Now, First Alert 4 Investigates has learned those same companies have also done work on publicly owned buildings. That work was funded through a voter-approved measure called Proposition NS, which seeks to stabilize buildings owned by the Land Reutilization Authority (LRA).
We conducted an extensive search of those buildings.
The city paid Popoola-tied companies—Premier Finish Contractors, Farst Construction, and Maxify Contractors—hundreds of thousands of dollars for repairs, with the work dating back as far as 2021. First Alert 4 Investigates have done previous stories that outlined connections between Popoola and those companies. In some cases, the LRA buildings were later sold for as little as a tenth of the repair price.

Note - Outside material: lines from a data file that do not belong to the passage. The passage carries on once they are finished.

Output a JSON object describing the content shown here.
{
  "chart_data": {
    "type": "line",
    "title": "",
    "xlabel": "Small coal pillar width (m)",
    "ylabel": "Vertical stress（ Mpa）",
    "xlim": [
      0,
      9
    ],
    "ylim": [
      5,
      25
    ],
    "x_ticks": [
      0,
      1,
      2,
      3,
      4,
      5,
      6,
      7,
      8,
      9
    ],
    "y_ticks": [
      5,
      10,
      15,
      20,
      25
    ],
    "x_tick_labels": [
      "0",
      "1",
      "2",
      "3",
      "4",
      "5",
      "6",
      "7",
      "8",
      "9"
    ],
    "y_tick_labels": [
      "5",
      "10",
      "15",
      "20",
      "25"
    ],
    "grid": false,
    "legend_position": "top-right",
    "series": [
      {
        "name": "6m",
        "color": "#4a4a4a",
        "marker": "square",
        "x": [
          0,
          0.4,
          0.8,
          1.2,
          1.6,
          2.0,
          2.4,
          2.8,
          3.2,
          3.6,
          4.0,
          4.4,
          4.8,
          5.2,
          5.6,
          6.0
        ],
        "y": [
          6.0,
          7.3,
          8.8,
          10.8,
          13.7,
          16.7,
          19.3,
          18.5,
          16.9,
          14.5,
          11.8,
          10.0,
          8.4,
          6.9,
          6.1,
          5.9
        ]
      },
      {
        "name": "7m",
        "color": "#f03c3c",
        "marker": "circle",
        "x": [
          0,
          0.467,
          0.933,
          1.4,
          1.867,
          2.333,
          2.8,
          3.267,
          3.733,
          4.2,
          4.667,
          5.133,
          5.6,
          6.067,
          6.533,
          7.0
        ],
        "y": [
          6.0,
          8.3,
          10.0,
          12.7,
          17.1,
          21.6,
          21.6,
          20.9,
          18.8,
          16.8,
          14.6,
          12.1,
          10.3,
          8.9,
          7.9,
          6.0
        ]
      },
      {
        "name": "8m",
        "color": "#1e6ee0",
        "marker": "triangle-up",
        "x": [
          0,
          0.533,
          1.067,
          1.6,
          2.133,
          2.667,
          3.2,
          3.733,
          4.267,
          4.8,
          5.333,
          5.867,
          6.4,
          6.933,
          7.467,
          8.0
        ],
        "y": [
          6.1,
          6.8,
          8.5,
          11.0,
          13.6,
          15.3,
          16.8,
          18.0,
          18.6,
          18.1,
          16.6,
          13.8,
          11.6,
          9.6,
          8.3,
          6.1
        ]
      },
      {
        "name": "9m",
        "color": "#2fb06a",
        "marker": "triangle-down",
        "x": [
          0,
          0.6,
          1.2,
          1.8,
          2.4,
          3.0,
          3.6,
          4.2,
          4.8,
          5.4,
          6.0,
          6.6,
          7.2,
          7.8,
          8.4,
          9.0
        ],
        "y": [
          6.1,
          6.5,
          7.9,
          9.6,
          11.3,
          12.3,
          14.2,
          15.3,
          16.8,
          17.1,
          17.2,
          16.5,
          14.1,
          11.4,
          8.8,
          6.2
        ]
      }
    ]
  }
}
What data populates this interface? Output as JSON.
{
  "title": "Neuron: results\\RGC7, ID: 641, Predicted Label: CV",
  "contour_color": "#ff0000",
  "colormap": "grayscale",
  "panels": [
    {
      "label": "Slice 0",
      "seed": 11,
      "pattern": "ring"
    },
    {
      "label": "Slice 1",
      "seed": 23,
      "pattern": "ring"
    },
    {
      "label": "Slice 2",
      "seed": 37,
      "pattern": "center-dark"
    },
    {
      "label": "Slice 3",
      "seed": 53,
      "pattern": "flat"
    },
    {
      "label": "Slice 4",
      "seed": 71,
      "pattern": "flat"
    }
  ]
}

“To hear that he’s also the inspector for Prop NS and other special programs—it’s shocking. Who in their right mind would put one person in charge of so much with no checks and balances?” Boyd said.
Boyd was the primary sponsor of Prop NS. He says the program itself is good, but much more needs to be revealed—including why no one caught these connections sooner.
“Does someone need to be held able for this program? Absolutely. But it’s bigger than Banjo, I promise you. It’s bigger than him. This one person could not pull all this off without somebody else on the inside knowing what’s going on. I promise you that,” Boyd said.
Popoola has declined our requests for comment. The city also said they cannot comment due to their ongoing internal investigation but noted they are working to answer why the company connections were not discovered sooner.
The private property repair program remains on pause. However, despite these connections, a city spokesperson says Prop NS is not on pause.
There are so many more questions remaining, and First Alert 4 Investigates is going to keep digging.